Anmeldungsdatum: 29.12.2016
Beiträge: 32
Wohnort oder Region: Annaburg

Beitrag Verfasst am: 06.07.2018 20:43
Titel: Sicherung der Anlagen in Friedenszeiten
Antworten mit Zitat

Ich hoffe, dass mir hier jemand weiterhelfen kann... icon_redface.gif
Wie wurden eigentlich die kleineren Befestigungsanlagen, die 'zig kleinen Schartenstände und Mannschaftsbunker der Linien gesichert, wenn gerade "kein Krieg" war?
Ich weiß, auf Wehrkraftzersetzung stand die Todesstrafe ect.pp...Aber die Bunker konnten doch nicht offen stehen, schon wegen Spionageabwehr oder einfach nur Vandalismus der Dorfjugend. Für jeden einzelnen Bau eine ständige Besatzung abzustellen hätte ja bedeutet, daß alleine z.b. an der Pommernstellung +/- 600 Leute + Wachablösung hätten verfügbar sein müssen.
Andererseits, wenn die Dinger verschlossen waren, müßte ja jede Einheit einen Schlüssel gehabt haben oder ein Abschnittsverantwortlicher, der im V-Fall vor Ort sein mußte.
An einen Universalschlüssel glaube ich nicht. Einmal in falsche Hände gelangt, hätten dem Dieb ja auch buchstäblich alle Türen offengestanden.

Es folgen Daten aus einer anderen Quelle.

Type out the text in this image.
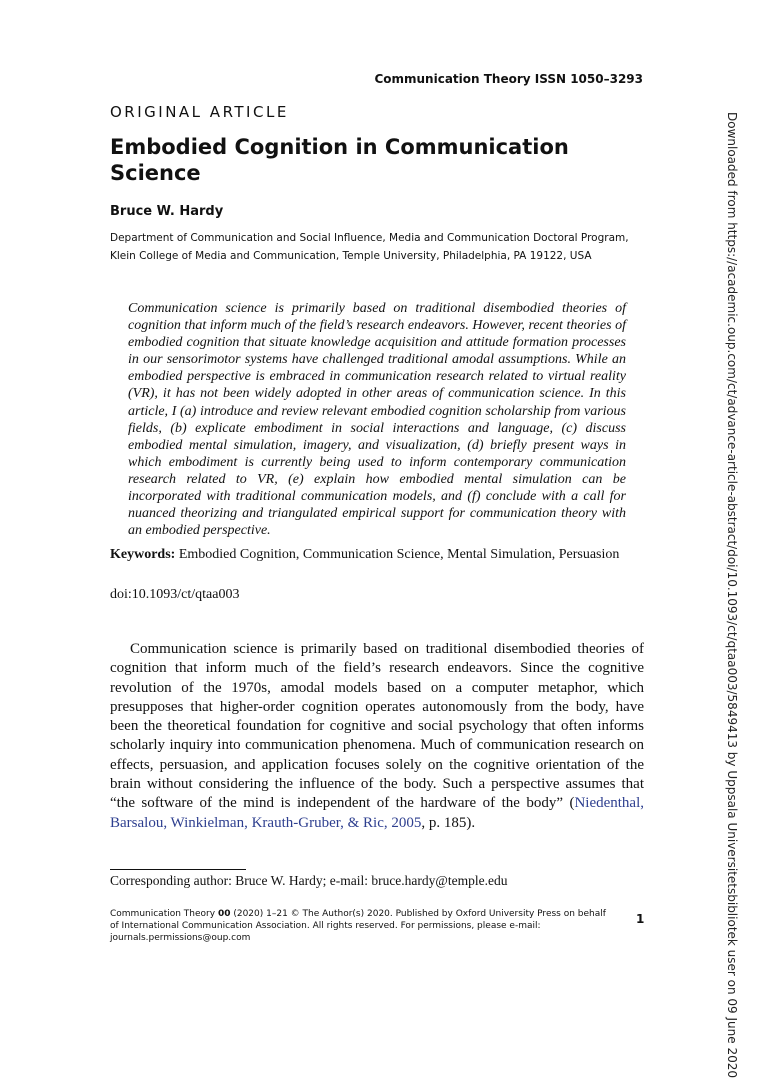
Communication Theory ISSN 1050–3293
ORIGINAL ARTICLE
Embodied Cognition in Communication Science
Bruce W. Hardy
Department of Communication and Social Influence, Media and Communication Doctoral Program, Klein College of Media and Communication, Temple University, Philadelphia, PA 19122, USA
Communication science is primarily based on traditional disembodied theories of cognition that inform much of the field’s research endeavors. However, recent theories of embodied cognition that situate knowledge acquisition and attitude formation processes in our sensorimotor systems have challenged traditional amodal assumptions. While an embodied perspective is embraced in communication research related to virtual reality (VR), it has not been widely adopted in other areas of communication science. In this article, I (a) introduce and review relevant embodied cognition scholarship from various fields, (b) explicate embodiment in social interactions and language, (c) discuss embodied mental simulation, imagery, and visualization, (d) briefly present ways in which embodiment is currently being used to inform contemporary communication research related to VR, (e) explain how embodied mental simulation can be incorporated with traditional communication models, and (f) conclude with a call for nuanced theorizing and triangulated empirical support for communication theory with an embodied perspective.
Keywords: Embodied Cognition, Communication Science, Mental Simulation, Persuasion
doi:10.1093/ct/qtaa003
Communication science is primarily based on traditional disembodied theories of cognition that inform much of the field’s research endeavors. Since the cognitive revolution of the 1970s, amodal models based on a computer metaphor, which presupposes that higher-order cognition operates autonomously from the body, have been the theoretical foundation for cognitive and social psychology that often informs scholarly inquiry into communication phenomena. Much of communication research on effects, persuasion, and application focuses solely on the cognitive orientation of the brain without considering the influence of the body. Such a perspective assumes that “the software of the mind is independent of the hardware of the body” (Niedenthal, Barsalou, Winkielman, Krauth-Gruber, & Ric, 2005, p. 185).
Corresponding author: Bruce W. Hardy; e-mail: bruce.hardy@temple.edu
Communication Theory 00 (2020) 1–21 © The Author(s) 2020. Published by Oxford University Press on behalf of International Communication Association. All rights reserved. For permissions, please e-mail: journals.permissions@oup.com
1	Downloaded from https://academic.oup.com/ct/advance-article-abstract/doi/10.1093/ct/qtaa003/5849413 by Uppsala Universitetsbibliotek user on 09 June 2020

Zudem ergab sich ja nach 1939 garnicht mehr die Notwendigkeit, alle Anlagen zu sichern. Der Endsieg schien ja sicher.
Im Reichsgebiet glaube ich ja halbwegs an die "Erziehung" der Bevölkerung. Aber was war in den besetzten Gebieten, Polen usw.? Die Festungslinien wie die Galinde-Stellung lagen ja größtenteils auf polnischen Gebiet, mit nicht gerade begeisterter Bevölkerung, Partisanen und Saboteuren.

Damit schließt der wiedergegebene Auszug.